The mathematics needed for analysis of algorithms is usually thought in courses/books on the subject (perhaps assuming knowledge from a basic discrete math course/book).
AI is a big field and you'll have to eventually specialize at some point in your graduate education. Speaking for the more machine learning-related areas:
Probability and statistics is a must. More advanced books (e.g. Statistical Learning Theory by Vapnik) and research may use phrases terminology relating to measure theory, but it is probably overkill to learn probability and statistics at that level of detail (likely graduate course) unless you're convinced you want to do work in that area (or are very curious). Calculus would be involved here, but you'll get that either way with math or physics majors. Learning something about Bayesian statistics may also prove useful.

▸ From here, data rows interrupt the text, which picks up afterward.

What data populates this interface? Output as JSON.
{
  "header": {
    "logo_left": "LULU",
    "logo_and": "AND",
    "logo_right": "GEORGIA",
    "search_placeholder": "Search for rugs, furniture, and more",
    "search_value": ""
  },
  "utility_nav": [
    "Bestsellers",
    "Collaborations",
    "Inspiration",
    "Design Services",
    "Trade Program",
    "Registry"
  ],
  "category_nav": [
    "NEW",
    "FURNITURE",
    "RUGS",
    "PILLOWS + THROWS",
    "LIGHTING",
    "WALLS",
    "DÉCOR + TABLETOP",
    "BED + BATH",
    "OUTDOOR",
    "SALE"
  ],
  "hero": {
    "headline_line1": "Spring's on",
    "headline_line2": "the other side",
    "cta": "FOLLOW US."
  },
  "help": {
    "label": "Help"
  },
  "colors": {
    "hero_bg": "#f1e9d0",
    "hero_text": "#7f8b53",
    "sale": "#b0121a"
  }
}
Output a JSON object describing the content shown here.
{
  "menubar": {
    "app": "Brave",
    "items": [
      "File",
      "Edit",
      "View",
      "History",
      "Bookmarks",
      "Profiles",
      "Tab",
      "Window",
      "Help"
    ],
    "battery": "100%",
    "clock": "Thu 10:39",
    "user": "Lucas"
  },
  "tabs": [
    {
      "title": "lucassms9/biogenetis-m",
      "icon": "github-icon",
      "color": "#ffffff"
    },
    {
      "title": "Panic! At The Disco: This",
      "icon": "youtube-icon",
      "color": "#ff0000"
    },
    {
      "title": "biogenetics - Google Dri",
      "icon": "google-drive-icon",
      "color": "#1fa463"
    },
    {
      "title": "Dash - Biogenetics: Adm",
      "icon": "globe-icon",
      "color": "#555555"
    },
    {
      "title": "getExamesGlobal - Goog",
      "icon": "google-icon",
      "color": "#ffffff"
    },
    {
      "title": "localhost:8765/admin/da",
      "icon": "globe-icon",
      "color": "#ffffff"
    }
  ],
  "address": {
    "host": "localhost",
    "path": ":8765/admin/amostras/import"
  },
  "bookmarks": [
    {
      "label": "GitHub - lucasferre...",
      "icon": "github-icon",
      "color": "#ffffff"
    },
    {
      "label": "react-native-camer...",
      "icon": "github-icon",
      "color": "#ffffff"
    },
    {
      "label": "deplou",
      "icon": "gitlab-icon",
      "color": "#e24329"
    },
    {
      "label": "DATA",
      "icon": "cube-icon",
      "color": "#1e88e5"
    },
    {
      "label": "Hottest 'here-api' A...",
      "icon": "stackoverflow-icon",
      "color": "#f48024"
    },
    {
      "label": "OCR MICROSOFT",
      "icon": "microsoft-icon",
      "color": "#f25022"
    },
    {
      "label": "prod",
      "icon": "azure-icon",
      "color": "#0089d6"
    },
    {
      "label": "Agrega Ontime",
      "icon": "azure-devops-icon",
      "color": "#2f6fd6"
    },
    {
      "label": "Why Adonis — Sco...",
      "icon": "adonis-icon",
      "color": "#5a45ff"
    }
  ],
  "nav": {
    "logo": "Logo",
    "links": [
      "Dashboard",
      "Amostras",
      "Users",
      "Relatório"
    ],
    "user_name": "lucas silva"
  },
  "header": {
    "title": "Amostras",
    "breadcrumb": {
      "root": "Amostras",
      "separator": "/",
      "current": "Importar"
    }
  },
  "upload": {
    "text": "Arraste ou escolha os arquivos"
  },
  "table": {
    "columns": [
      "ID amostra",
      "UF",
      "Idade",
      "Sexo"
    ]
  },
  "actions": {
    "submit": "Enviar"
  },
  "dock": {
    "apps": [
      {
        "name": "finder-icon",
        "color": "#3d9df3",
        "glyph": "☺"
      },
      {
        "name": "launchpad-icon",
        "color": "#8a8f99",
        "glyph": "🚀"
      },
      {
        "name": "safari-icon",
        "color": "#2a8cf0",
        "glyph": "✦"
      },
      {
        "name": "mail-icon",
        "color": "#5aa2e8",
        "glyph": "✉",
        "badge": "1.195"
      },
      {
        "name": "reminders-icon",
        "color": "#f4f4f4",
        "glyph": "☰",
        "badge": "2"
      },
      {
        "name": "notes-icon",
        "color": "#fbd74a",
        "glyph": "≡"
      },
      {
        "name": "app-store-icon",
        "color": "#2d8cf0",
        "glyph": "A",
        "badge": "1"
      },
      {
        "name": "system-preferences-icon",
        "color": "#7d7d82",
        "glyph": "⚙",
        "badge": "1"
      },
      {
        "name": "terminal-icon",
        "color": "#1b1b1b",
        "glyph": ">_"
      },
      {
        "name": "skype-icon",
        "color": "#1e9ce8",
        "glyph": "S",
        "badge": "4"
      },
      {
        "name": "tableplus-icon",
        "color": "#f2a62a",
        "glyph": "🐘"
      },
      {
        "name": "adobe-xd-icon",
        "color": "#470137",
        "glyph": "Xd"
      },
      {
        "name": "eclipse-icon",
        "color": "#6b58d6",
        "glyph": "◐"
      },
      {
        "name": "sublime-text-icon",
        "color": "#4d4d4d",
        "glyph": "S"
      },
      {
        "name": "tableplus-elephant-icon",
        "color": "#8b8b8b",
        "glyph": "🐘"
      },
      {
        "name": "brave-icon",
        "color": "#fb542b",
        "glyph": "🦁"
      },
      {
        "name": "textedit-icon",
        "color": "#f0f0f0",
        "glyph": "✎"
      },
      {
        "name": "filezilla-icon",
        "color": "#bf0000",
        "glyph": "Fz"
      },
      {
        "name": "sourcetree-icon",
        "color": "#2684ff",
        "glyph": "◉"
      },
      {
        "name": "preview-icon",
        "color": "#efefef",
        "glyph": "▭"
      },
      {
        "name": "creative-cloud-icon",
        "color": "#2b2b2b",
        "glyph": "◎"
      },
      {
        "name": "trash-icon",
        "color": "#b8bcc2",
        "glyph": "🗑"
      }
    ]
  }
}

Linear algebra is a must. Typically taught as two courses in undergrad; one more concrete (and probably only finite vector spaces) and the other more focused on abstract matters. The first should be sufficient. But going further can be useful, e.g. kernel methods in machine learning deal with transformations to infinite vector spaces (reproducing kernel Hilbert spaces, in particular).
Numerical optimization is very useful. Maybe you don't need a course and can get away with just studying specific methods as you encounter them in your AI studies. I haven't take a course (I got through my work trying different variants of Newton's method or gradient descent), but I always feel like I should know more about the area in order to improve the performance of my learning algorithm implementations. I've started to watch Boyd's Stanford course on convex optimization to understand this area more. Prereqs are calculus and linear algebra (and probability/statistics for data fitting examples). They use a bunch of terminology for analysis, but claim that studying real analysis isn't necessary for their course (but if you do plan on learning measure theory for probability, then you'll have to be studying real analysis to build up to that!).
Anyway, those are my thoughts from what I've experience studying machine learning in graduate school. Obviously experiences will be different in different areas of AI and what projects you end up working on. My graduate work involved kernel methods and Bayesian statistics, so I used all of the above. If you study say, I don't know, fuzzy logic systems, then probably you need to learn different/additional math. I did take enough math courses as an undergrad CS student to get a minor, but don't let that deter you from physics. I think you'll be learning all of the above, maybe except for optimization, in physics. Perhaps not as formally as you would in math, but that's probably okay.